An RAAF Command forward headquarters, known as Advanced RAAF Command or ADRAAFCOM, was established on 15 March 1945 at Morotai to directly control No. 1 TAF during the upcoming Oboe operations, the reoccupation of Borneo. Responsibility for all Allied air operations south of the Philippines, as well as Royal New Zealand Air Force (RNZAF) units based in the Solomon Islands to support the Bougainville Campaign, was assigned to RAAF Command. Bostock expressed to Kenney his desire that "1st Tactical Air Force should continue to be employed as a forward offensive formation rather than in a garrison role". However, by April morale among No. 1 TAF fighter pilots, dissatisfied with the ground attack and 'mopping up' roles assigned to them, had deteriorated to such an extent that eight senior officers attempted to resign their commissions in an incident known as the "Morotai Mutiny". Kenney, Jones and Bostock all became involved in trying to defuse the situation, and the commander of No. 1 TAF, Air Commodore Harry Cobby, was sacked and replaced by Air Commodore Frederick Scherger as preparations for Operation Oboe One, the invasion of Tarakan, were under way. RAAF Command had control of the USAAF Fifth and Thirteenth Air Forces, as well as No. 1 TAF, during the Tarakan operation, which commenced on 1 May 1945. By this time RAAF Command comprised some 17,000 personnel.

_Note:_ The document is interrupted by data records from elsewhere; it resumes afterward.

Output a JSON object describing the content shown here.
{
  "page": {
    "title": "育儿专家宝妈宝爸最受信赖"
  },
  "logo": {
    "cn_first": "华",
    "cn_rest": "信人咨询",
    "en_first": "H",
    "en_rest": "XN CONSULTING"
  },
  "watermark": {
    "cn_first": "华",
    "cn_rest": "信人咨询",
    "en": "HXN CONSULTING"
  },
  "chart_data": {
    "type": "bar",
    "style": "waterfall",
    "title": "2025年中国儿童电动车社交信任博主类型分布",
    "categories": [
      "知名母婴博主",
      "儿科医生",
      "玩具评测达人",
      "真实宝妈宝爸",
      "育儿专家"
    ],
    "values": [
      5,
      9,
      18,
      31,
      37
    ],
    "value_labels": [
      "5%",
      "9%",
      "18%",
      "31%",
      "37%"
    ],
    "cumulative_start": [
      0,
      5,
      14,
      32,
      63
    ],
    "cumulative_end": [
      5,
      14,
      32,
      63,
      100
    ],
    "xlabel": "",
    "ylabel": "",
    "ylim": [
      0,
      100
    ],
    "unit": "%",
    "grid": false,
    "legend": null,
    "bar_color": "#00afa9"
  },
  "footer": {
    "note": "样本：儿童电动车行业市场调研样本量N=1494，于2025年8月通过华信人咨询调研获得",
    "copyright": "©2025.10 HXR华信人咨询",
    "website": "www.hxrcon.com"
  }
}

For Operation Oboe Six, the invasion of Labuan–Brunei in June, RAAF Command also had at its disposal aircraft based in Australia at Western and North-Western Area Commands. For Operation Oboe Two, the invasion of Balikpapan in July, Bostock marshalled forty Allied squadrons. His aim, in concert with that of Kenney and I Corps commander Lieutenant General Leslie Morshead, was to deliver the heaviest aerial bombardment possible against enemy targets, to enable Australian assault forces to land with minimal casualties. MacArthur called the Labuan air offensive "flawless".

With the end of the Pacific War in August 1945, SWPA was dissolved and Air Force Headquarters in Melbourne assumed full control of RAAF Command. The formation was disbanded on 2 September 1945, the same day that Bostock, along with Jones, represented the RAAF at the Japanese surrender aboard USS Missouri.